Wprowadzając pierwsze narzędzie o rozmiarze 010 według ISO do kanału, należy zwrócić szczególną uwagę, aby przejść 1–2 mm poza wierzchołek, co daje pewność, że został on osiągnięty. Często zdarza się, że kanały boczne dają odczyt, że jesteśmy tuż przed wierzchołkiem, dlatego aby mieć pewność, należy cienkim narzędziem przejść poza otwór wierzchołkowy, potwierdzając to odczytem z endometru.
Jeśli nie ma odczytu z endometru, to przyczyną jest albo stary materiał, który blokuje światło kanału, albo zwapnienie. 
 

 

Mikrosilnik endodontyczny

Innym urządzeniem, które trzeba posiadać, jeśli chcemy pracować rotacyjnymi narzędziami kanałowymi, jest mikrosilnik endodontyczny. Może być przewodowy lub bezprzewodowy, z wbudowanym endometrem lub bez niego.
Na końcówkę do mikrosilnika, analogicznie jak w przypadku końcówki na mikrosilnik na rękawie unitu, zakładane jest narzędzie maszynowe i jest ono gotowe do pracy.
W zeszłym roku na rynku pojawiły się mikrosilniki endodontyczne umożliwiające opracowanie kanału jednym narzędziem kanałowym. Są to urządzenia Reciproc (VDW) i WaveOne (Dentsply). Ten system pracy powstał na podstawie metody dr. Ghasana Yareda, który jako pierwszy wykorzystał pilnik F2 systemu ProTaper (Dentsply). Narzędzie nie kręci się w kółko, ale porusza się na zmianę ruchem prawo- i lewoskrętnym. Metoda ta daje dużą oszczędność czasu i pilniki od tych systemów mogą być użyte do opracowania ujść i kanału na głębokość dwóch trzecich jego długości lub kanału na pełną długość roboczą (WL). 
Z zasłyszanych opinii mogę Państwu podpowiedzieć, iż system Reciproc jest dużo bardziej agresywny niż system WaveOne, dlatego lubiącym spokojniejszą pracę polecę ten drugi.
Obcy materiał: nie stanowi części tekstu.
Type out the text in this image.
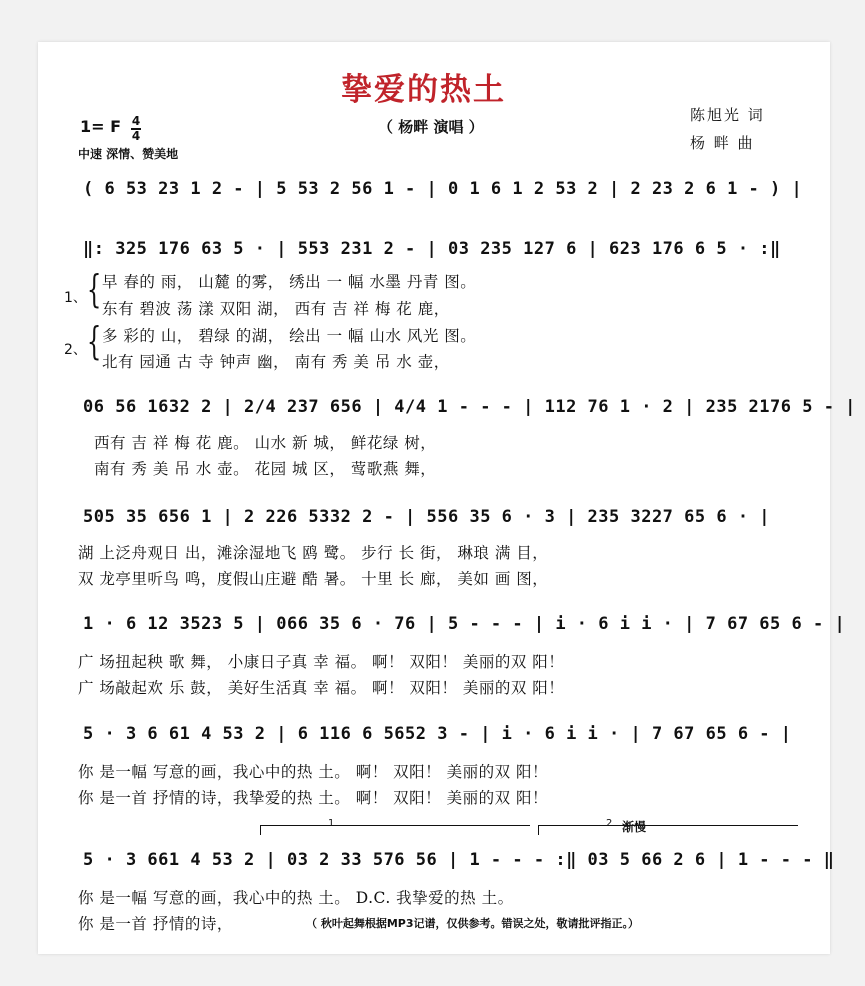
挚爱的热土
（ 杨畔 演唱 ）
陈旭光 词
杨 畔 曲
1= F 4
4
中速 深情、赞美地
( 6 53 23 1 2 - | 5 53 2 56 1 - | 0 1 6 1 2 53 2 | 2 23 2 6 1 - ) |
‖: 325 176 63 5 · | 553 231 2 - | 03 235 127 6 | 623 176 6 5 · :‖
1、 {
2、 {
早 春的 雨， 山麓 的雾， 绣出 一 幅 水墨 丹青 图。
东有 碧波 荡 漾 双阳 湖， 西有 吉 祥 梅 花 鹿，
多 彩的 山， 碧绿 的湖， 绘出 一 幅 山水 风光 图。
北有 园通 古 寺 钟声 幽， 南有 秀 美 吊 水 壶，
06 56 1632 2 | 2/4 237 656 | 4/4 1 - - - | 112 76 1 · 2 | 235 2176 5 - |
西有 吉 祥 梅 花 鹿。 山水 新 城， 鲜花绿 树，
南有 秀 美 吊 水 壶。 花园 城 区， 莺歌燕 舞，
505 35 656 1 | 2 226 5332 2 - | 556 35 6 · 3 | 235 3227 65 6 · |
湖 上泛舟观日 出，滩涂湿地飞 鸥 鹭。 步行 长 街， 琳琅 满 目，
双 龙亭里听鸟 鸣，度假山庄避 酷 暑。 十里 长 廊， 美如 画 图，
1 · 6 12 3523 5 | 066 35 6 · 76 | 5 - - - | i · 6 i i · | 7 67 65 6 - |
广 场扭起秧 歌 舞， 小康日子真 幸 福。 啊！ 双阳！ 美丽的双 阳！
广 场敲起欢 乐 鼓， 美好生活真 幸 福。 啊！ 双阳！ 美丽的双 阳！
5 · 3 6 61 4 53 2 | 6 116 6 5652 3 - | i · 6 i i · | 7 67 65 6 - |
你 是一幅 写意的画，我心中的热 土。 啊！ 双阳！ 美丽的双 阳！
你 是一首 抒情的诗，我挚爱的热 土。 啊！ 双阳！ 美丽的双 阳！
1	2 渐慢
5 · 3 661 4 53 2 | 03 2 33 576 56 | 1 - - - :‖ 03 5 66 2 6 | 1 - - - ‖
你 是一幅 写意的画，我心中的热 土。 D.C. 我挚爱的热 土。
你 是一首 抒情的诗，	（ 秋叶起舞根据MP3记谱，仅供参考。错误之处，敬请批评指正。）
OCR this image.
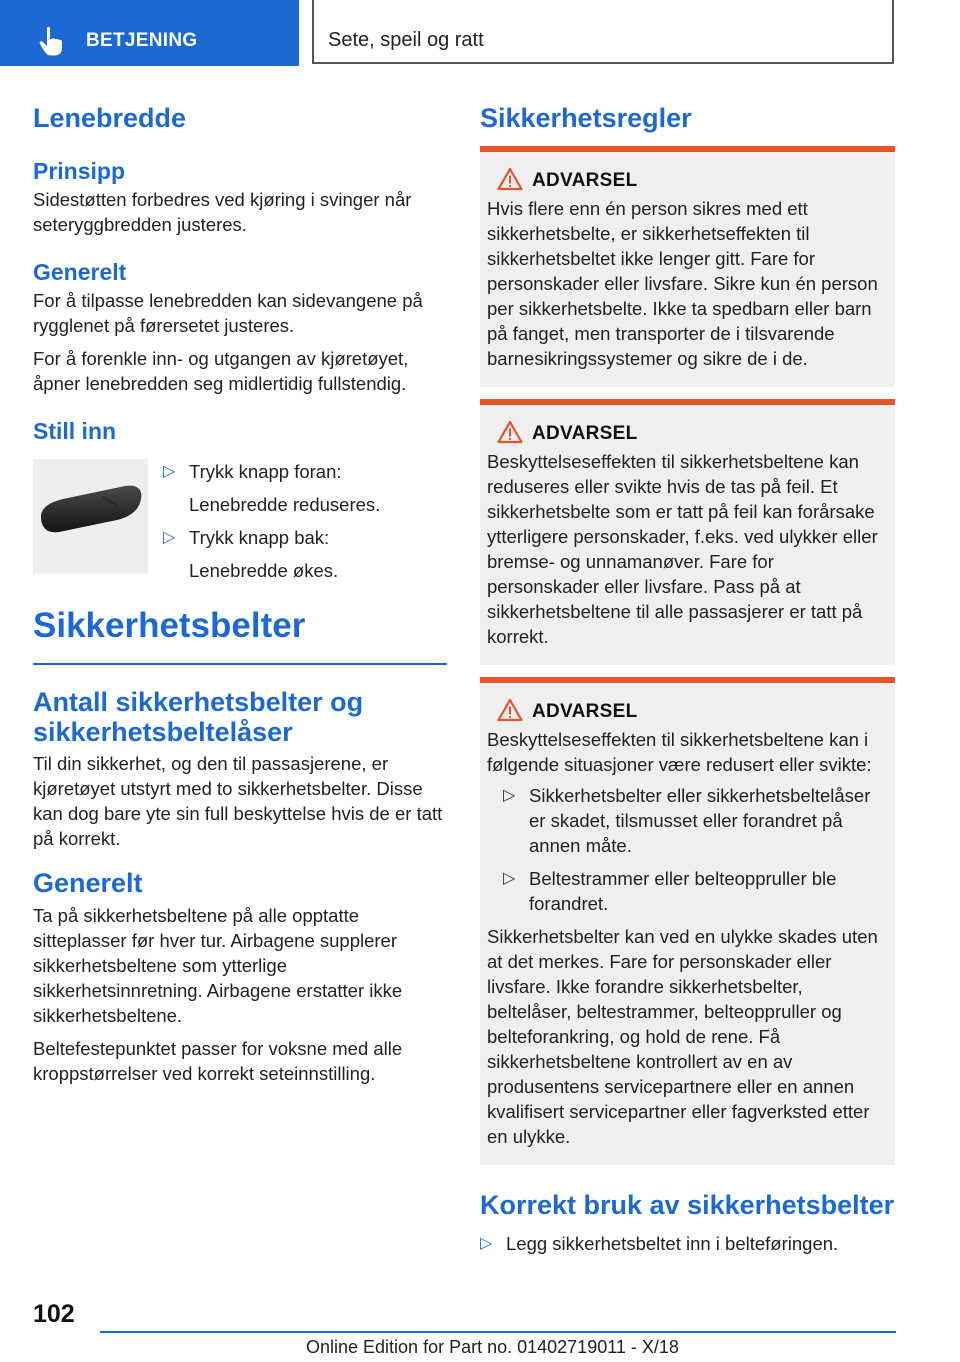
BETJENING	Sete, speil og ratt
Lenebredde
Prinsipp

Sidestøtten forbedres ved kjøring i svinger når seteryggbredden justeres.

Generelt

For å tilpasse lenebredden kan sidevangene på rygglenet på førersetet justeres.

For å forenkle inn- og utgangen av kjøretøyet, åpner lenebredden seg midlertidig fullstendig.

Still inn
▷ Trykk knapp foran:
Lenebredde reduseres.
▷ Trykk knapp bak:
Lenebredde økes.
Sikkerhetsbelter
Antall sikkerhetsbelter og sikkerhetsbeltelåser

Til din sikkerhet, og den til passasjerene, er kjøretøyet utstyrt med to sikkerhetsbelter. Disse kan dog bare yte sin full beskyttelse hvis de er tatt på korrekt.

Generelt

Ta på sikkerhetsbeltene på alle opptatte sitteplasser før hver tur. Airbagene supplerer sikkerhetsbeltene som ytterlige sikkerhetsinnretning. Airbagene erstatter ikke sikkerhetsbeltene.

Beltefestepunktet passer for voksne med alle kroppstørrelser ved korrekt seteinnstilling.

Sikkerhetsregler
ADVARSEL

Hvis flere enn én person sikres med ett sikkerhetsbelte, er sikkerhetseffekten til sikkerhetsbeltet ikke lenger gitt. Fare for personskader eller livsfare. Sikre kun én person per sikkerhetsbelte. Ikke ta spedbarn eller barn på fanget, men transporter de i tilsvarende barnesikringssystemer og sikre de i de.

ADVARSEL

Beskyttelseseffekten til sikkerhetsbeltene kan reduseres eller svikte hvis de tas på feil. Et sikkerhetsbelte som er tatt på feil kan forårsake ytterligere personskader, f.eks. ved ulykker eller bremse- og unnamanøver. Fare for personskader eller livsfare. Pass på at sikkerhetsbeltene til alle passasjerer er tatt på korrekt.

ADVARSEL

Beskyttelseseffekten til sikkerhetsbeltene kan i følgende situasjoner være redusert eller svikte:

▷ Sikkerhetsbelter eller sikkerhetsbeltelåser er skadet, tilsmusset eller forandret på annen måte.
▷ Beltestrammer eller belteoppruller ble forandret.

Sikkerhetsbelter kan ved en ulykke skades uten at det merkes. Fare for personskader eller livsfare. Ikke forandre sikkerhetsbelter, beltelåser, beltestrammer, belteoppruller og belteforankring, og hold de rene. Få sikkerhetsbeltene kontrollert av en av produsentens servicepartnere eller en annen kvalifisert servicepartner eller fagverksted etter en ulykke.

Korrekt bruk av sikkerhetsbelter
▷ Legg sikkerhetsbeltet inn i belteføringen.
102
Online Edition for Part no. 01402719011 - X/18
Metody mortalne i przyżyciowe w przypadku zębów żywych

Jeszcze kilka słów na temat metod mortalnych i przyżyciowych w przypadku zębów żywych. 
Stosowanie tych pierwszych grozi powstawaniem zmian okołowierzchołkowych lub w przypadku nieszczelnego lub rozszczelnionego opatrunku wyciekiem substancji dewitalizującej i w najlepszym wypadku martwicą brodawki lub dziąsła w okolicy dewitalizowanego zęba. W najgorszym przypadku może dojść do sekwestracji (wydzielenia się) martwiaka kostnego. Dlatego rozwiązaniem z wyboru po usunięciu miazgi komorowej jest zastosowanie leku ze sterydem i antybiotykiem (Dexadent, Pulpomyxyna), który w przypadku zębów żywych pozwoli na zmniejszenie stanu zapalnego miazgi kanałowej, a tym samym zmniejszenie dolegliwości bólowych. Na założony do komory preparat zakładamy gąbkę i tymczasowy opatrunek i umawiamy pacjenta na planowe leczenie.